Pointing to examples like local environmentalists in Nevada using NEPA to block a proposed geothermal plant, the Sierra Club joining with off road vehicle enthusiasts to stop a solar farm in the desert, and environmentalists using a California state law intended to protect fish eggs to shut down the state’s last remaining nuclear power plant, Nordhaus exposes the glaring contradiction within the environmental movement — that in order to save the environment we all cherish, we must deregulate.
Click here to read the full piece in the Wall Street Journal.
Nordhaus writes, “Across the country, foundational laws established in the 1960s and 70s to protect the environment are today a major obstacle to efforts to build the infrastructure and energy systems that we need to safeguard public health and save the climate. Though the Biden administration and Democrats currently propose to spend close to a trillion dollars on low-carbon infrastructure and technology, there is little reason to believe the U.S. is capable of building any of it in a timely or cost-effective way.”
He continues, “The implications are daunting for efforts to make progress against climate change. To reach “net-zero” greenhouse gas emissions over the next several decades, the best current modeling suggests that the U.S. will need to triple its existing transmission infrastructure for electricity in order to carry power from wind and solar farms and other renewable sources. Yet, over the last decade, the U.S. hasn’t constructed a single major new transmission line.”
With Republicans in a good position to take over one or both houses of Congress, they have a clear opportunity to tackle these challenges and reform the nation’s broken approach to building critical infrastructure. He writes, “They should start with an overhaul of the NEPA, the ESA, the Jones Act and a range of other regulations in order to make them more compatible with the need to dramatically cut emissions. Another priority should be to change the NRC’s mandate so that it balances public safety with the public’s interest in building nuclear power plants to produce clean and affordable energy.”

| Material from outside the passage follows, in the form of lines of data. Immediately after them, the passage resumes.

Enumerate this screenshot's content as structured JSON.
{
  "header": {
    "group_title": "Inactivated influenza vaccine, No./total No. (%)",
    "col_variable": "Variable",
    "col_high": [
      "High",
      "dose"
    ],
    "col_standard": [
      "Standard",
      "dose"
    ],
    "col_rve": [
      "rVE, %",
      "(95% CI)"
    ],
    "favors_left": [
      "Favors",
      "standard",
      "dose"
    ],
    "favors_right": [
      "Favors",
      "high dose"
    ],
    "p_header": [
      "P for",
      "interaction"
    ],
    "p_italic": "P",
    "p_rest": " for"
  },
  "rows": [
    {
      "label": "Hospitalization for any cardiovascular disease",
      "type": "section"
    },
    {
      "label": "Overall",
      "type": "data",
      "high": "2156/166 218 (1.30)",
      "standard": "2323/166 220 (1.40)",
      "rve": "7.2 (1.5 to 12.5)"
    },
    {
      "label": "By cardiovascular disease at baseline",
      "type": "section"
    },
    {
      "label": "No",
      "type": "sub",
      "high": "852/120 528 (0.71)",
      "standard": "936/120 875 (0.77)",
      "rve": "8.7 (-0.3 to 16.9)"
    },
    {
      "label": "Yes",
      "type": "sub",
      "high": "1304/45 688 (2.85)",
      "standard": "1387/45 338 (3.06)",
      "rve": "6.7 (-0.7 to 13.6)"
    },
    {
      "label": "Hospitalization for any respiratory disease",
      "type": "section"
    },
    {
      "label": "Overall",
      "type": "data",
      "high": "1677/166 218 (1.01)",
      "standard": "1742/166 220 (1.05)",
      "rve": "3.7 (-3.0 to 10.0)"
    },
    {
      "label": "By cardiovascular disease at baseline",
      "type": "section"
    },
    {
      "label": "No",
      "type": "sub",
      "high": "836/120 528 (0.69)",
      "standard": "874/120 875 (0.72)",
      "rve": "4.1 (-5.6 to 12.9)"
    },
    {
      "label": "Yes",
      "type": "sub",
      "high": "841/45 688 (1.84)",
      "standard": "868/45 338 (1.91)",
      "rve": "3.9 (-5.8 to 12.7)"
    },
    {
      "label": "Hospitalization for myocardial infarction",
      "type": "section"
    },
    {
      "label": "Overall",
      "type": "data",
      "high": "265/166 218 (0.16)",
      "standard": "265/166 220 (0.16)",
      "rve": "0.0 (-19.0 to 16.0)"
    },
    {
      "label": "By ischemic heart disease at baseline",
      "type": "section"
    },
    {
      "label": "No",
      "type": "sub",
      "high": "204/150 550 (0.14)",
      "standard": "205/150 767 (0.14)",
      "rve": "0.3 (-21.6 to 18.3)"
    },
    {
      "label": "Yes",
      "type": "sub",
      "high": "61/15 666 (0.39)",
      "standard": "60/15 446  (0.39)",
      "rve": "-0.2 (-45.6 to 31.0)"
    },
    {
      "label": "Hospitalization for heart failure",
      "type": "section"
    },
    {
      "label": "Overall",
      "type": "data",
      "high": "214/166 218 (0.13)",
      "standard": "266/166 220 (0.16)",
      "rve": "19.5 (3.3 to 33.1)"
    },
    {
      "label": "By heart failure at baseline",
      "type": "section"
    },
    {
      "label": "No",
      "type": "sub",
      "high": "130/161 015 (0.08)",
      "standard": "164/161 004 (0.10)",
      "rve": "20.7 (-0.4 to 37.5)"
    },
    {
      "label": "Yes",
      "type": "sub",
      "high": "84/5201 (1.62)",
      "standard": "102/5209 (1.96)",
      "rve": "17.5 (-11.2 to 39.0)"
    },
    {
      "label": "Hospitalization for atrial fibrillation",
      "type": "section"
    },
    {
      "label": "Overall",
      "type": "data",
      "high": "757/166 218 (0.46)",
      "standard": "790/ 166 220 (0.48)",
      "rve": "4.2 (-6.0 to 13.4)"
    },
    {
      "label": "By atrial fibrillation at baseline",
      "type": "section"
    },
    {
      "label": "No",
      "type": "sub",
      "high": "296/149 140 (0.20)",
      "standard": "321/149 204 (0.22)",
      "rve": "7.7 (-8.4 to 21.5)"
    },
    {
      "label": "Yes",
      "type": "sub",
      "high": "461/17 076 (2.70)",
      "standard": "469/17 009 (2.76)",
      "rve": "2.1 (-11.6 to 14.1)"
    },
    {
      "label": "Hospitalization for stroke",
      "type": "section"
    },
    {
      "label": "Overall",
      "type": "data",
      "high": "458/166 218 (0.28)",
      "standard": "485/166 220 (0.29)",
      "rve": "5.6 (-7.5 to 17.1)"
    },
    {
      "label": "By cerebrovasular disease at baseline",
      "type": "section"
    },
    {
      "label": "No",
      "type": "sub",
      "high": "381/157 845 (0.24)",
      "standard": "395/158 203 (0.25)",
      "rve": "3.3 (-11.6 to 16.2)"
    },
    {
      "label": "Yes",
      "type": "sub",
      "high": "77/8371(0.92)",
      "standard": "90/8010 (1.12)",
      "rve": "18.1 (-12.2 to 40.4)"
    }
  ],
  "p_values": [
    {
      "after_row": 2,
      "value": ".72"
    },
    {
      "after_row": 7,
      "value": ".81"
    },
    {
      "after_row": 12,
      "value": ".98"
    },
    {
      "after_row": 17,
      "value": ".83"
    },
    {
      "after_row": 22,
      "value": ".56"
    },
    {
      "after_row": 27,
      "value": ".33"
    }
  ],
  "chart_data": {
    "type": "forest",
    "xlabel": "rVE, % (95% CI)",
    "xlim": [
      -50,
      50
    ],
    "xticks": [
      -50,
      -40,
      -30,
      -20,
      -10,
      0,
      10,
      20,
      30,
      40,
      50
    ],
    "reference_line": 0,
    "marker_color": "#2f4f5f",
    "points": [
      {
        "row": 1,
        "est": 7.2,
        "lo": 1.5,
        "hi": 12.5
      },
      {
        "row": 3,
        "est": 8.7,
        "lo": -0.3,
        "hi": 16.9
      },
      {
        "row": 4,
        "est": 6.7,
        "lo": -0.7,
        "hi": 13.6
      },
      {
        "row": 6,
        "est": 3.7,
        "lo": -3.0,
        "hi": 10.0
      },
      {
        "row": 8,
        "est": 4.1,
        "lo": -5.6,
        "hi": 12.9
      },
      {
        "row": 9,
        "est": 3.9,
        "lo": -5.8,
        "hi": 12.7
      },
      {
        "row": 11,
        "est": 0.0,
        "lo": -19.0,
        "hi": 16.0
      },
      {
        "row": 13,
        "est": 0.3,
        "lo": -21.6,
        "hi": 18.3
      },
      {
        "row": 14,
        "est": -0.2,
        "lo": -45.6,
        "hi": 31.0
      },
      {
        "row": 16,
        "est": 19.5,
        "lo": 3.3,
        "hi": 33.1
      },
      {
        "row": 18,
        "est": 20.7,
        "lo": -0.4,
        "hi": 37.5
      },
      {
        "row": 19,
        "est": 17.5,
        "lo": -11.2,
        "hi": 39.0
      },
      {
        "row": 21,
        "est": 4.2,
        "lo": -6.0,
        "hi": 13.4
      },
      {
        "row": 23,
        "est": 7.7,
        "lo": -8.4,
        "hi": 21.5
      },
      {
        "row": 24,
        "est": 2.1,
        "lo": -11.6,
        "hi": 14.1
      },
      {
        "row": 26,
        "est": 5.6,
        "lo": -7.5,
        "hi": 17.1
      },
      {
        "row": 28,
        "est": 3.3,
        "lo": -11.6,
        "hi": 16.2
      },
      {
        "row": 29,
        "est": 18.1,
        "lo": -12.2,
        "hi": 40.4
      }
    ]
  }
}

Nordhaus acknowledges there may be environmental costs to all this infrastructure, “Some ill-conceived projects will get the green light, and those projects may have a negative impact on local environments. But we have a range of other legal tools to protect our most valuable environmental resources, from federal authority to protect public lands to the Clean Water Act and the Clean Air Act.”
The challenge is enormous, but the United States can't just ignore it, hoping it will go away. He concludes, “The U.S. can no longer continue to neglect its compounding infrastructure and clean-energy needs. We aren’t going to regulate our way to a thriving low-carbon economy and a more stable climate. America needs to get back to building again.”